Cihad, çalışmak, cehd ile gayret etmek anlamındadır. Müctehid ve mücahid de bu kökten gelir. Temelde cihad, maddî ve mânevî olmak üzere ikiye ayrılır. Maddî cihad, beden ile, mal ile yapılan cihaddır.
- Vasıtaları yönünden cihad: İlim, dil, mal, beden ile cihad.
- Hedef ve alanları açısından cihad: Nefs ile cihad, şeytana karşı cihad, münâfıklarla cihad, kötülüklere karşı cihad, fitne ve fesada karşı cihad, bağîlerle cihad, dış düşmanlarla cihad.
Her Müslümanın cihad-ı mânevî ile görevli olduğunu gösteren âyetlerden birisinin meali, “Allah yolunda nasıl cihad etmek gerekiyorsa öyle cihad edin. Dinine yardım etmek için sizi O seçti ve dinde üzerinize büyük bir güçlük yüklemedi...” (Hac Sûresi, 78) şeklindedir.
“Nasıl cihad edilmesi gerekiyorsa” cihadın çeşitlerini dikkatlere sunar. Bu zaman, maddî değil, cihad-ı mânevî zamanıdır. Onun da silâhı ve malzemeleri, “kelâm, ilim, kalem, hilim, selâmdır (barış, emniyet, güven)
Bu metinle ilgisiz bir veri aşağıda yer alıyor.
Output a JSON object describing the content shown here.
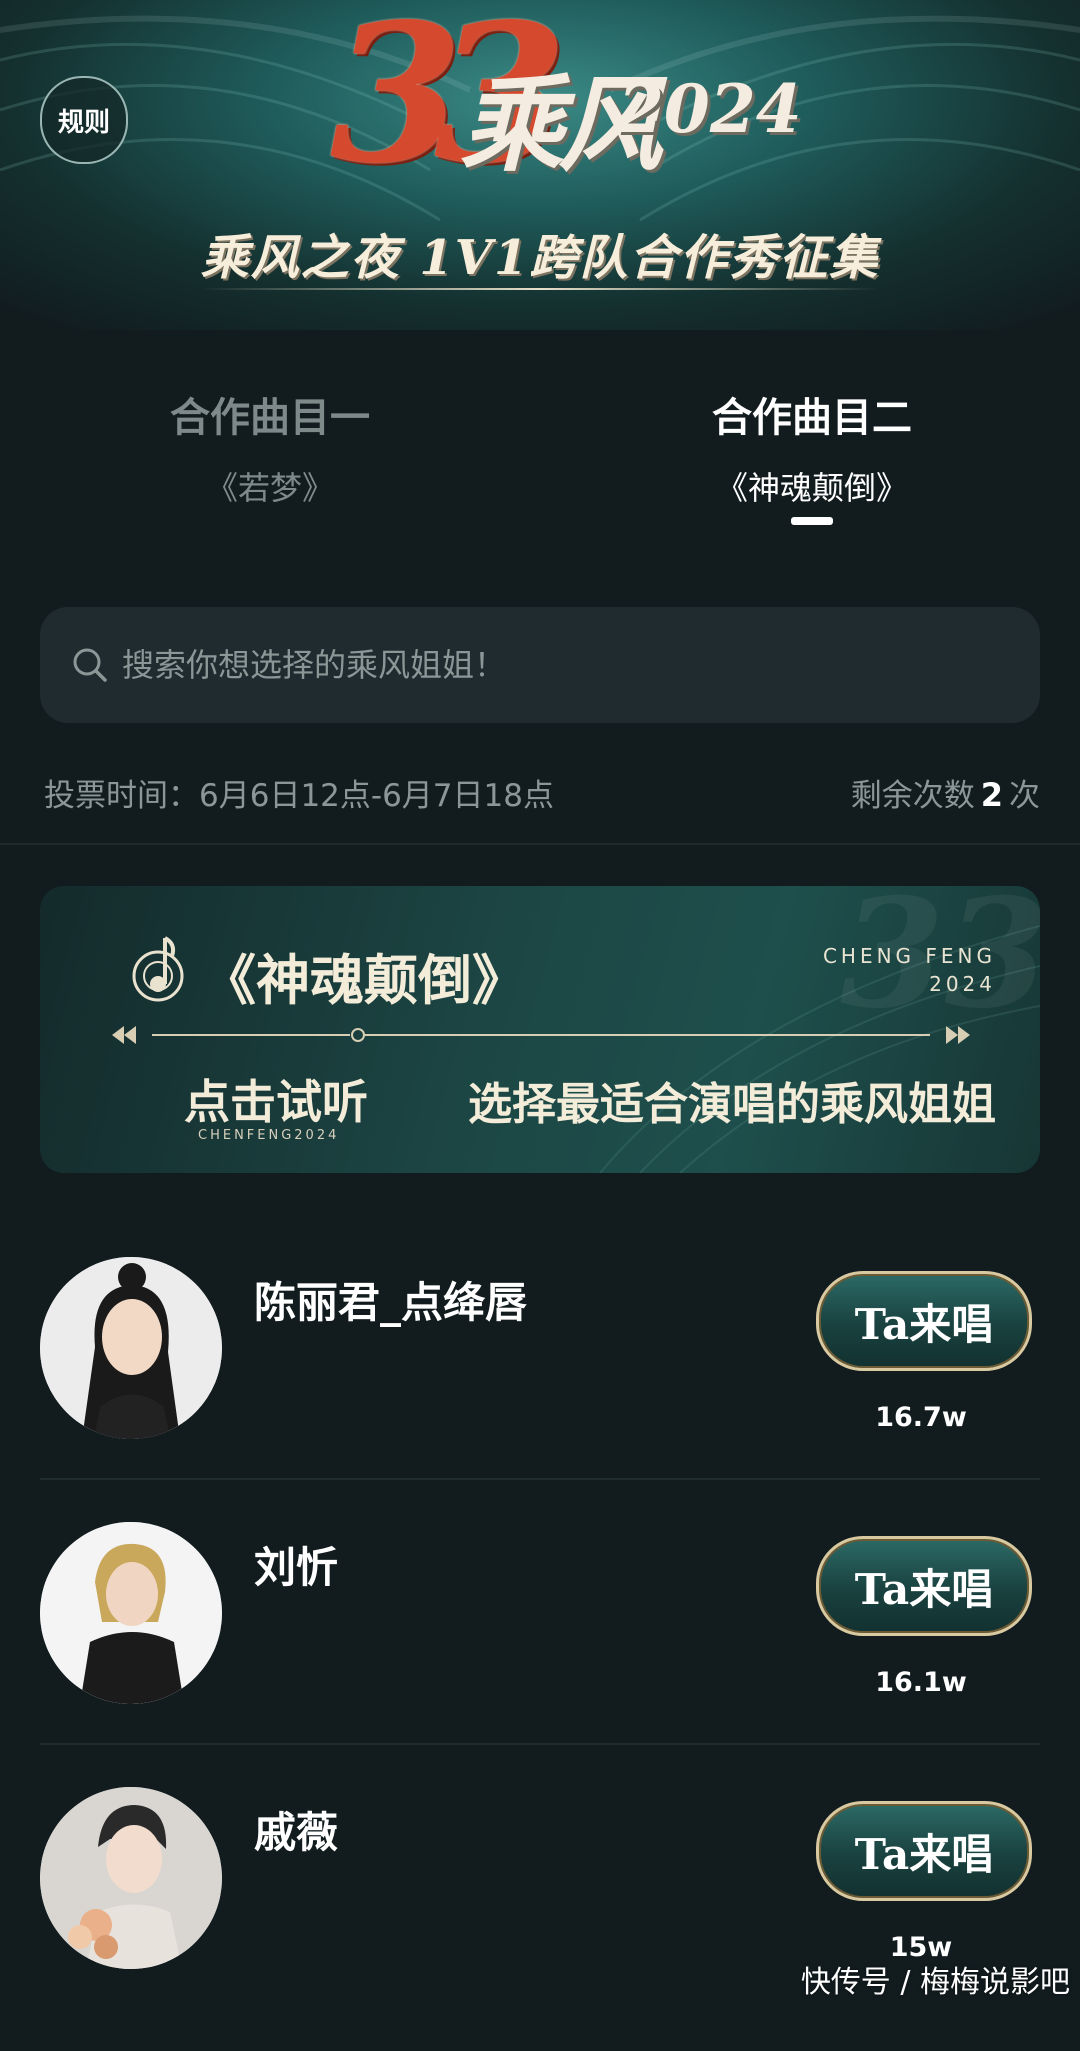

Bugün, onların elinde, “fen, felsefe, ilim, teknoloji ve sanayi silâhları” vardır. Müslümanlar silâh, teknoloji, muhabere vasıtaları, araç-gereç bakımından da çok çok zayıf. Kurmay bir komutan, böyle bir orduyu cepheye sürmez, süremez! Dışarıdan alınan silâhlarla da onlara mukabele edilemez! Dolayısıyla, “beden ve silâh” ile harici cihad vakti de bitmiştir. “Zîra, medenilere galebe çalmak ikna iledir; söz anlamayan vahşîler gibi, icbar ile değildir. Biz muhabbet fedaileriyiz; husûmete vaktimiz yoktur.” (Tarihçe-i Hayâtı, internet, s. 52)
Bediüzzaman, “Asıl mesele bu zamanın cihad-ı manevîsidir.” diyerek cihad stratejisini çizer. (Beyanat ve Tenvirler, s. 254)
Bunu fiilen de göstererek, dahilde maddî değil, mânevî cihadın yapılacağını şu hâdise ile vurgular:
“O sıralarda çıkan Şeyh Said hadisesiyle hiçbir ilgisi olmadığı, hattâ hådise öncesinde kendisinden destek isteyen Şeyh Said’i bu niyetinden vazgeçirmeye çalıştığı halde, Bediüzzaman hadise sonrasında, Van’da ikamet ettiği uzlethânesinden alınarak Burdur’a, oradan da Isparta’nın Barla nâhiyesine götürülmüştür. Burada ‘manevî cihad’ hizmetini başlatmış.” (A.g.e. s. 19)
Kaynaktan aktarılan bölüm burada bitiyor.